After spending four years training as a journalist, I learned a thing or two about maintaining a sense of propriety when shit hits the fan. One of the biggest things we’re taught in journalism school is the importance of objectivity – something that we need to hold onto in order to see the whole story.
So when something big happens in the news, I’m hesitant to react. I have a difficult time forming opinions. I like to find the facts before I decide on how I feel. It’s something I’m rather proud of about myself.
Over the past year or so, I’ve had far more emotional reactions to current events than usual. Saturday was one of them. I followed the events throughout the day and tried to avoid having a reaction to them. I tried to think clearly. I tried to rationalize everything that had happened.
Until I read something pretty unrelated. It was a post a friend shared on Facebook, discussing the importance of taking care of your fellow man and standing together through it all. The main quote threaded through the post read, “I hurt with her.”
That’s when my tears began. Not because of the story in the post (although a beautiful story in itself), but because of the hurt that happened that day. The ugliness the white supremacists showed in their anger and hostility towards those unafraid to stand against them. The photos passed around social media of a black police officer protecting a group of Nazi supporters. Photos of Heather Heyer, and her grief-stricken friends who survived the same accident that took her life. Of James Fields, the new face of domestic terrorism.
My heart sank, but not for long. Shortly after, social media outlets blossomed into a wave of hope and unity. The seeds had been sown. Everyone with a voice took to forums and comment boards, tearing down anyone who sympathized with the ones who tried to make America “great” again. I watched some of my closest friends completely shut down the few who argued the protesters weren’t in the wrong. Because despite the fact that they had a permit allowing their rally, it should be without question that white supremacists ought not to assemble without counter protests.
If we are to take one lesson from Saturday, let it be a lesson in love.
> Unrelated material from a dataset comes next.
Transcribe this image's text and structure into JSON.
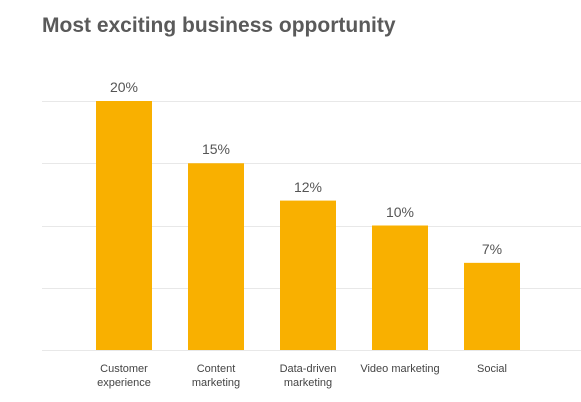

Let it be a reminder that loving each other – that remembering we are all human beings – is the most important part of who we are not only as Americans, but as a global union. We all have the same fears, the same hopes, and the same pain. We can all hurt. All of us. And when we hurt together, we heal together. So, as you continue on with your daily life, remember to take a look around you at the people you pass by in the grocery stores or on the sidewalks. Remember to smile at the woman handling three screaming children on her own. Remember to drive slowly past the road construction workers. Remember to wave to the postman or garbage collectors. Remember to thank your local police officer or firefighter. Remember that regardless of nationality, creed, color, gender, we can all hurt. And with each other’s help, we can all heal.
Remember that sunshine chases away the rain.